Honestly, I fought for it! I made it very clear to my bosses that while I love the company and my job, my family is my priority. Especially now that I have two kids (Alejandra is almost 3, Nico is 6 months). I want to be with them as much as I am very lucky that I can still have my own career that I have molded to work with my life. I am able to drop my daughter off at preschool every morning and leave work by 5:30pm most days.

Like most people, I am always connected, before work, during the evenings and on weekends, to respond to after-hours client needs. It’s not just a 9-5 (what jobs is these days?!). Luckily now we can do almost everything via our phones and laptops, but I like being in the office and we bookers feed off of each others energy in the agency. We often collaborate and ask each other for advice and opinions. And it’s nice that when someone calls, one of us bookers answers the phone (we don’t have a receptionist). I think that’s important for clients and models/parents alike. My husband is extremely supportive and really helps with that balance as well. And our nanny who keeps the kids happy and safe gives me peace of mind throughout the day.
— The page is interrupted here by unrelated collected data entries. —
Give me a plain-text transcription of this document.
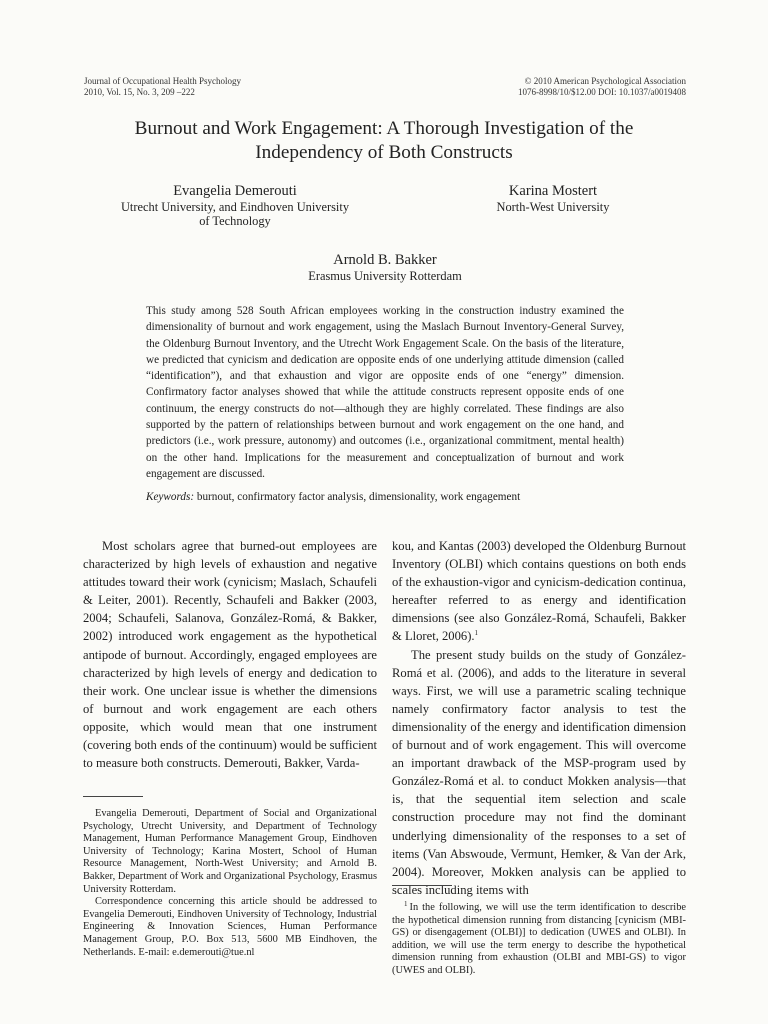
Journal of Occupational Health Psychology
2010, Vol. 15, No. 3, 209 –222
© 2010 American Psychological Association
1076-8998/10/$12.00 DOI: 10.1037/a0019408
Burnout and Work Engagement: A Thorough Investigation of the
Independency of Both Constructs
Evangelia Demerouti
Utrecht University, and Eindhoven University
of Technology
Karina Mostert
North-West University
Arnold B. Bakker
Erasmus University Rotterdam
This study among 528 South African employees working in the construction industry examined the dimensionality of burnout and work engagement, using the Maslach Burnout Inventory-General Survey, the Oldenburg Burnout Inventory, and the Utrecht Work Engagement Scale. On the basis of the literature, we predicted that cynicism and dedication are opposite ends of one underlying attitude dimension (called “identification”), and that exhaustion and vigor are opposite ends of one “energy” dimension. Confirmatory factor analyses showed that while the attitude constructs represent opposite ends of one continuum, the energy constructs do not—although they are highly correlated. These findings are also supported by the pattern of relationships between burnout and work engagement on the one hand, and predictors (i.e., work pressure, autonomy) and outcomes (i.e., organizational commitment, mental health) on the other hand. Implications for the measurement and conceptualization of burnout and work engagement are discussed.
Keywords: burnout, confirmatory factor analysis, dimensionality, work engagement

Most scholars agree that burned-out employees are characterized by high levels of exhaustion and negative attitudes toward their work (cynicism; Maslach, Schaufeli & Leiter, 2001). Recently, Schaufeli and Bakker (2003, 2004; Schaufeli, Salanova, González-Romá, & Bakker, 2002) introduced work engagement as the hypothetical antipode of burnout. Accordingly, engaged employees are characterized by high levels of energy and dedication to their work. One unclear issue is whether the dimensions of burnout and work engagement are each others opposite, which would mean that one instrument (covering both ends of the continuum) would be sufficient to measure both constructs. Demerouti, Bakker, Varda-

kou, and Kantas (2003) developed the Oldenburg Burnout Inventory (OLBI) which contains questions on both ends of the exhaustion-vigor and cynicism-dedication continua, hereafter referred to as energy and identification dimensions (see also González-Romá, Schaufeli, Bakker & Lloret, 2006).$^1$

The present study builds on the study of González-Romá et al. (2006), and adds to the literature in several ways. First, we will use a parametric scaling technique namely confirmatory factor analysis to test the dimensionality of the energy and identification dimension of burnout and of work engagement. This will overcome an important drawback of the MSP-program used by González-Romá et al. to conduct Mokken analysis—that is, that the sequential item selection and scale construction procedure may not find the dominant underlying dimensionality of the responses to a set of items (Van Abswoude, Vermunt, Hemker, & Van der Ark, 2004). Moreover, Mokken analysis can be applied to scales including items with

Evangelia Demerouti, Department of Social and Organizational Psychology, Utrecht University, and Department of Technology Management, Human Performance Management Group, Eindhoven University of Technology; Karina Mostert, School of Human Resource Management, North-West University; and Arnold B. Bakker, Department of Work and Organizational Psychology, Erasmus University Rotterdam.

Correspondence concerning this article should be addressed to Evangelia Demerouti, Eindhoven University of Technology, Industrial Engineering & Innovation Sciences, Human Performance Management Group, P.O. Box 513, 5600 MB Eindhoven, the Netherlands. E-mail: e.demerouti@tue.nl

$^1$ In the following, we will use the term identification to describe the hypothetical dimension running from distancing [cynicism (MBI-GS) or disengagement (OLBI)] to dedication (UWES and OLBI). In addition, we will use the term energy to describe the hypothetical dimension running from exhaustion (OLBI and MBI-GS) to vigor (UWES and OLBI).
Finally, what has been the best advice youve ever received? 

My favorite piece of advice is from the agency owner, John. Make your work a “N.A.Z. (No A**hole Zone)”.Work with people with whom you have mutual respect and courtesy. This can be difficult to do in this industry sometimes, but you will be infinitely happier if you abide by it. Cut out the nasty, ego maniacal, and downright rude people, no matter how much money they bring in. They’re not worth the headache.